Given the exceptional developments enumerated above, however, there’s little or no history that’s relevant to today.

That means we don’t have past patterns to fall back on or to extrapolate from. As I’ve said, if you’ve never experienced something before, you can’t say you know how it’s going to turn out.

While unique developments like those of today make forecasting unusually difficult, the presence of all four elements at once probably renders it impossible. In addition to the difficulty of understanding each of the four individually, we can’t be sure how they’ll interact. For example:

  • Will the massive, multi-faceted Fed/Treasury program of loans, grants, stimulus and bond buying be sufficient to offset the unparalleled damage done to the economy by the fight against Covid-19?

  • To what extent will the reopening bring back economic activity, and to what extent will that cause the spread of the disease to resume, and the renewal of lock-downs?

For investors, the future is determined by thousands of factors, such as the internal workings of economies, the participants’ psyches, exogenous events, governmental action, weather and other forms of randomness.  Thus the problem is enormously multi-variate. 

As Marks asks, rhetorically:

“Who can respond to this many questions, come up with valid answers, consider their interaction, appropriately weight the various considerations on the basis of their importance, and process them for a useful conclusion regarding the virus’s impact?”

Who indeed? Well, it would appear that as long as The Fed keeps printing, or promising to print, or promising that if things get worse it will print, everything will be awesome.

But Marks is not buying that. In a Bloomberg “Front Row” interview, the billionaire hedge fund manager asked “Can the Fed keep it up forever?”

“Those of us in the markets believe that stocks and bonds are selling at prices they wouldn’t sell at if the Fed were not the dominant force.
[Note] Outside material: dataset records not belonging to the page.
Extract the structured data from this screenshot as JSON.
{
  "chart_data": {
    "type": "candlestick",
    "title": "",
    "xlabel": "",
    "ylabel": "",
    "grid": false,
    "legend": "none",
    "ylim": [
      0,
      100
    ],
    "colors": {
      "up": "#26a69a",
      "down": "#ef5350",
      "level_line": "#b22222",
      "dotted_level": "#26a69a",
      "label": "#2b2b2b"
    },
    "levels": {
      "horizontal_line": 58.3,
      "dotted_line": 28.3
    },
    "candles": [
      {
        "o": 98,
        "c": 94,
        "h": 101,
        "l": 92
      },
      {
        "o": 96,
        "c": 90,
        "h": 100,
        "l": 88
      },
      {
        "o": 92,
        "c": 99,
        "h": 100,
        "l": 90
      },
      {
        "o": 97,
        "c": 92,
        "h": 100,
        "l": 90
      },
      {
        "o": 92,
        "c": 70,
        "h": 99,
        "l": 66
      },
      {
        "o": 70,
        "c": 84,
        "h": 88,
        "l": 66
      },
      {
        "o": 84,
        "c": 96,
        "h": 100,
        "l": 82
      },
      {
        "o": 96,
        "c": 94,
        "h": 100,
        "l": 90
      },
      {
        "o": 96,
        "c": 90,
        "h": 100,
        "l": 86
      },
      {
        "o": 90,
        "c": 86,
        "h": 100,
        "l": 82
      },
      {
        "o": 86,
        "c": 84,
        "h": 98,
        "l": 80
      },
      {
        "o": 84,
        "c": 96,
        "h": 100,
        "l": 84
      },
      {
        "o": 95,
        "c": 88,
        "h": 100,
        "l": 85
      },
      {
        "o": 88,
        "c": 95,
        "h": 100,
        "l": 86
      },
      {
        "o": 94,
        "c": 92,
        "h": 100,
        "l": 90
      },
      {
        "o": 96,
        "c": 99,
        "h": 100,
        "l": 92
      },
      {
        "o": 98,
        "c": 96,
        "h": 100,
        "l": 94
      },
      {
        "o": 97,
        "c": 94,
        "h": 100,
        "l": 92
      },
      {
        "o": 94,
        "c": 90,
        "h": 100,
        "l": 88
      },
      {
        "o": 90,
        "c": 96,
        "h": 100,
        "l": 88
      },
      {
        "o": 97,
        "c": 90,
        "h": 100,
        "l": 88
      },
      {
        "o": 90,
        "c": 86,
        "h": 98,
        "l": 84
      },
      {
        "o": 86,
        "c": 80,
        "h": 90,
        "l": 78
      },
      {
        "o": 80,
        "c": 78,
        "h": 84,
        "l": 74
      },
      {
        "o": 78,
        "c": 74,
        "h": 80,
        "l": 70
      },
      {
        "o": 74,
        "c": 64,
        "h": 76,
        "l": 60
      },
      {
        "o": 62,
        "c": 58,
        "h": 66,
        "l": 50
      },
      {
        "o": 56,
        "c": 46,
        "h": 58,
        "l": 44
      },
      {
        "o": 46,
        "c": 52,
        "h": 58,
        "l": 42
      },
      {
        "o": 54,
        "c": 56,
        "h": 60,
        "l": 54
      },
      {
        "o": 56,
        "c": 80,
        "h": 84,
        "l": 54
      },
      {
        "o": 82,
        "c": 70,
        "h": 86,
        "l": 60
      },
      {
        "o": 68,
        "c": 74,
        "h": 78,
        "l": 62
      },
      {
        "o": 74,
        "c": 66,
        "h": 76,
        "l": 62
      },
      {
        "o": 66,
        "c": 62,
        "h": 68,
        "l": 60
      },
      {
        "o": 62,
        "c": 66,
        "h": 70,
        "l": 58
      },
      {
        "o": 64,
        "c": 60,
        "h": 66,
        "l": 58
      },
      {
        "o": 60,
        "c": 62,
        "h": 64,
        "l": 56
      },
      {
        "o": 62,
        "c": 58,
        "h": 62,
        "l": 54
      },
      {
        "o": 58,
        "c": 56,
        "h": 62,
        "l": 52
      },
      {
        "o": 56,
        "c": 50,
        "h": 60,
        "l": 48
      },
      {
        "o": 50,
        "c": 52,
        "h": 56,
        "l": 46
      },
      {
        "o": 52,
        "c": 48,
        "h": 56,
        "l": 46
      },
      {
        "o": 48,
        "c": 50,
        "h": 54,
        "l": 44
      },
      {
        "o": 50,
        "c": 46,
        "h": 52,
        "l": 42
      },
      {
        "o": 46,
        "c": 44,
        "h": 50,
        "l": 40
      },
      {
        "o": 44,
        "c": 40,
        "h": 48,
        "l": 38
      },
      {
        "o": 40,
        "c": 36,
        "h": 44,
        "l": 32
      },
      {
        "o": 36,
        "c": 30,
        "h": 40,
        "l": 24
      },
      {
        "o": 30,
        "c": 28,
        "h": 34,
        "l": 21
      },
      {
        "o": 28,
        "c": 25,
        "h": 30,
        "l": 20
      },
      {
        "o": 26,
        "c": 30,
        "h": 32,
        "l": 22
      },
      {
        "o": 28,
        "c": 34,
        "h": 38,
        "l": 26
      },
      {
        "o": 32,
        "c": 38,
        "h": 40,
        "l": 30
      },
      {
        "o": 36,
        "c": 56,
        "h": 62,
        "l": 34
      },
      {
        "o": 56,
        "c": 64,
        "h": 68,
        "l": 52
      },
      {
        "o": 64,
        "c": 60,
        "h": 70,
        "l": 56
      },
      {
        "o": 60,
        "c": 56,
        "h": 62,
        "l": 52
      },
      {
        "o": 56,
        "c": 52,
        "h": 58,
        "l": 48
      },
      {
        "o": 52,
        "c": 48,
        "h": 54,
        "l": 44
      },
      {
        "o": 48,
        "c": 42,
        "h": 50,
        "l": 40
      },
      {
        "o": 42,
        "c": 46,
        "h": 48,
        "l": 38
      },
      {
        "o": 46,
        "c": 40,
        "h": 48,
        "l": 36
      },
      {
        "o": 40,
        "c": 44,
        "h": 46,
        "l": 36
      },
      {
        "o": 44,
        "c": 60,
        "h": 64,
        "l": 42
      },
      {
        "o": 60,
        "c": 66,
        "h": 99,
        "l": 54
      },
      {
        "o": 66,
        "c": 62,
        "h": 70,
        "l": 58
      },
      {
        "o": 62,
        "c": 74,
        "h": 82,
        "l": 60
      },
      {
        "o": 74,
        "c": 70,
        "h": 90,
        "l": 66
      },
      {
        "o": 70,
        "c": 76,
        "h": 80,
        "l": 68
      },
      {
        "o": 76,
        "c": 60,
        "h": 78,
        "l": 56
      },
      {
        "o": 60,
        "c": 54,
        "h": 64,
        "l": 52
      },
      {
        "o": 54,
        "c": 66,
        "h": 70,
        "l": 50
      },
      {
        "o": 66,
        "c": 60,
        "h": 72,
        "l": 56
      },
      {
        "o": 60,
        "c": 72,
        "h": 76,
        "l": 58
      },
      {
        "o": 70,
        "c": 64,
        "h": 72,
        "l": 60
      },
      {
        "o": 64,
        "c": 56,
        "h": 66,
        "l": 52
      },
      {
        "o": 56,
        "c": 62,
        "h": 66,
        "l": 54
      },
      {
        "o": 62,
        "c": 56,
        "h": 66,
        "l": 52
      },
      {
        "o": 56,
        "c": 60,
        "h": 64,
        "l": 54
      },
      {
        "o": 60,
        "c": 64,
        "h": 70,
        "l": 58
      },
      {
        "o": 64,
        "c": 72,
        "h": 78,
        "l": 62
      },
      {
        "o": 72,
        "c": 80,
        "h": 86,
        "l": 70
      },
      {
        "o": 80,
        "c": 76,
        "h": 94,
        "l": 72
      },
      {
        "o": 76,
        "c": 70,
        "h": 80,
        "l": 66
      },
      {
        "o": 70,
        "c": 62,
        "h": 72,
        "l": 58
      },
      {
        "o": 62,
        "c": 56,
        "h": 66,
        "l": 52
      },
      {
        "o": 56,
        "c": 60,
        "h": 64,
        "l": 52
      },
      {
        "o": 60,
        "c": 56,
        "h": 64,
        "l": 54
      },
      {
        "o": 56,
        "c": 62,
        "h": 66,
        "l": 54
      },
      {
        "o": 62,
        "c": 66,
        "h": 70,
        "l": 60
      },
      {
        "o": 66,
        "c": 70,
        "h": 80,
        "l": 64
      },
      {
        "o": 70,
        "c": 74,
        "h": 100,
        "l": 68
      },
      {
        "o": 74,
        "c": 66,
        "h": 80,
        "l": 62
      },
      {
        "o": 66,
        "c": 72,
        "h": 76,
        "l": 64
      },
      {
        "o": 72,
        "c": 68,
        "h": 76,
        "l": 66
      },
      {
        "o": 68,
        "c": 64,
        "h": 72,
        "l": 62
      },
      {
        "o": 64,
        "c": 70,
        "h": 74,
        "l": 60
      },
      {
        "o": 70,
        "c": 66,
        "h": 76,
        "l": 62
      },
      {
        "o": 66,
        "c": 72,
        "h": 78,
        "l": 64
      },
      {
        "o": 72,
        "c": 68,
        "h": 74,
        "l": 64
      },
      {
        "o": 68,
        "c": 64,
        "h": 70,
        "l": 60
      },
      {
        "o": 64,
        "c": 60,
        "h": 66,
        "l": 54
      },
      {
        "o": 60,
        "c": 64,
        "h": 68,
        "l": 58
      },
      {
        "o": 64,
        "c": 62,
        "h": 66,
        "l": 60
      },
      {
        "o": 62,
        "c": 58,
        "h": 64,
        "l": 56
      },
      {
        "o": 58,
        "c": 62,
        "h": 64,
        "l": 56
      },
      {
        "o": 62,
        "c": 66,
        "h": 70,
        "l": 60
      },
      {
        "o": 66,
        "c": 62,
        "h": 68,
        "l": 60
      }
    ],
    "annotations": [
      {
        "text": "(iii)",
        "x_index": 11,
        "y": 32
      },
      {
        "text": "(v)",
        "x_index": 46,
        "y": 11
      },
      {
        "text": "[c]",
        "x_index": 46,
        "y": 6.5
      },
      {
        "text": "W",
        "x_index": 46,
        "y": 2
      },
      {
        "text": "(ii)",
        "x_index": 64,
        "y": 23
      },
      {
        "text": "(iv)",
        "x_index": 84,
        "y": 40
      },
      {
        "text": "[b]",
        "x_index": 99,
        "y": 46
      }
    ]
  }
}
So if the Fed were to recede, we would all take over as buyers, but I don’t think at these levels.”

And thus, the dilemma for policy-makers is no longer their mandate-driven balance of inflation and employment but the just how hard can we push the pedal to the metal to keep the wealth effect going before the engine explodes (or worse still, the financialized economy is exposed for the fallacy that is has become).

What happens, as Marks notes, when the funding runs out? (or if the funding runs out) and we have already seen credit markets – despite all the hype of Fed direct ETF intervention and issuance – are not drinking from the same Kool-Aid jug as the stock markets…
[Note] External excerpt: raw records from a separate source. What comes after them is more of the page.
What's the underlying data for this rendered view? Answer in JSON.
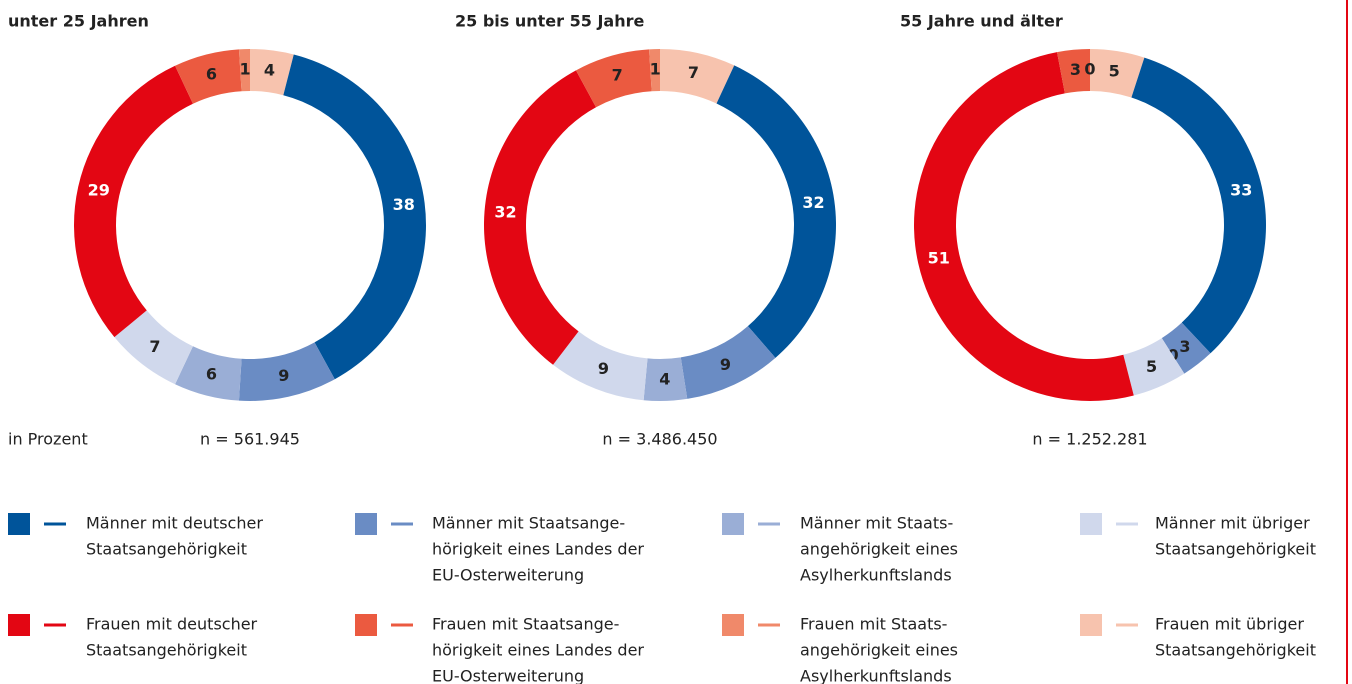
{
  "chart_data": [
    {
      "type": "donut",
      "title": "unter 25 Jahren",
      "note": "n = 561.945",
      "values": [
        38,
        9,
        6,
        7,
        29,
        6,
        1,
        4
      ]
    },
    {
      "type": "donut",
      "title": "25 bis unter 55 Jahre",
      "note": "n = 3.486.450",
      "values": [
        32,
        9,
        4,
        9,
        32,
        7,
        1,
        7
      ]
    },
    {
      "type": "donut",
      "title": "55 Jahre und älter",
      "note": "n = 1.252.281",
      "values": [
        33,
        3,
        0,
        5,
        51,
        3,
        0,
        5
      ]
    }
  ],
  "unit_note": "in Prozent",
  "legend": [
    {
      "lines": [
        "Männer mit deutscher",
        "Staatsangehörigkeit"
      ],
      "color": "#00549a"
    },
    {
      "lines": [
        "Männer mit Staatsange-",
        "hörigkeit eines Landes der",
        "EU-Osterweiterung"
      ],
      "color": "#6a8cc4"
    },
    {
      "lines": [
        "Männer mit Staats-",
        "angehörigkeit eines",
        "Asylherkunftslands"
      ],
      "color": "#9aaed6"
    },
    {
      "lines": [
        "Männer mit übriger",
        "Staatsangehörigkeit"
      ],
      "color": "#d0d8ec"
    },
    {
      "lines": [
        "Frauen mit deutscher",
        "Staatsangehörigkeit"
      ],
      "color": "#e30613"
    },
    {
      "lines": [
        "Frauen mit Staatsange-",
        "hörigkeit eines Landes der",
        "EU-Osterweiterung"
      ],
      "color": "#eb5a40"
    },
    {
      "lines": [
        "Frauen mit Staats-",
        "angehörigkeit eines",
        "Asylherkunftslands"
      ],
      "color": "#f0896a"
    },
    {
      "lines": [
        "Frauen mit übriger",
        "Staatsangehörigkeit"
      ],
      "color": "#f7c3ae"
    }
  ]
}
The mantra of “you can’t fight the Fed” appears to be ignored by credit overall, and Marks agrees – expecting a slow and halting recovery from the COVID-19 pandemic and said “there will be plenty” of debt defaults and bankruptcies when corporate borrowers start running out of cash in the months ahead.

“There are large, highly levered companies and investment vehicles that the government and Fed rescue program is not likely to reach and take care of,” he said.
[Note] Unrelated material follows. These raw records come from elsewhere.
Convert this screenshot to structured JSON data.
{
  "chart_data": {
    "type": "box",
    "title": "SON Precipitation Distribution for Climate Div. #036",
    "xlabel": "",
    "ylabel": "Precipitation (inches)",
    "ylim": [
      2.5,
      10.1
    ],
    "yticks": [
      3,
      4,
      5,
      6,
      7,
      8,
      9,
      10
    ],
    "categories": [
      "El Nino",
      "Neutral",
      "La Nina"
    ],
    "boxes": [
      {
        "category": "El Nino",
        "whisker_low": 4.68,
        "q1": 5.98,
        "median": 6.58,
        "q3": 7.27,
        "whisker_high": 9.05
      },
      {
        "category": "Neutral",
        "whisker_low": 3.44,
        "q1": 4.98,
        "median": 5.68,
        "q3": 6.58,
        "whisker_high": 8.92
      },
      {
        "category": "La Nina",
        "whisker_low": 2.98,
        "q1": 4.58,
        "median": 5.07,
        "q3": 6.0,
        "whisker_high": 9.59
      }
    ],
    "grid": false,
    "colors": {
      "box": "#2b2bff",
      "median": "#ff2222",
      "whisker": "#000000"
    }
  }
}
Specifically, Marks notes that while the central bank has committed to buying investment-grade bonds and debt recently downgraded to junk, it hasn’t extended that support to less-creditworthy issuers.

“They could do that,” Marks said.

“And in theory, if they bought aggressively, they could make all the markets rise. Now everyone would know that that’s a Potemkin market, a fake, and the minute they stopped things would collapse.

Finally, in one of his recent memos to clients, Marks quoted a saying:

“Capitalism without bankruptcy is like Catholicism without hell.”

In the interview, he reiterated that fear, worrying that Fed support for the credit market will result in moral hazard – the likelihood that those who escape the consequences for reckless behavior will be reckless again.

As Marks summed up in his latest letter to investors, no one can succeed in predicting things that are heavily influenced by randomness and otherwise inconsistent.

Maybe Voltaire said it best 250 years ago: Doubt is not a pleasant condition, but certainty is absurd.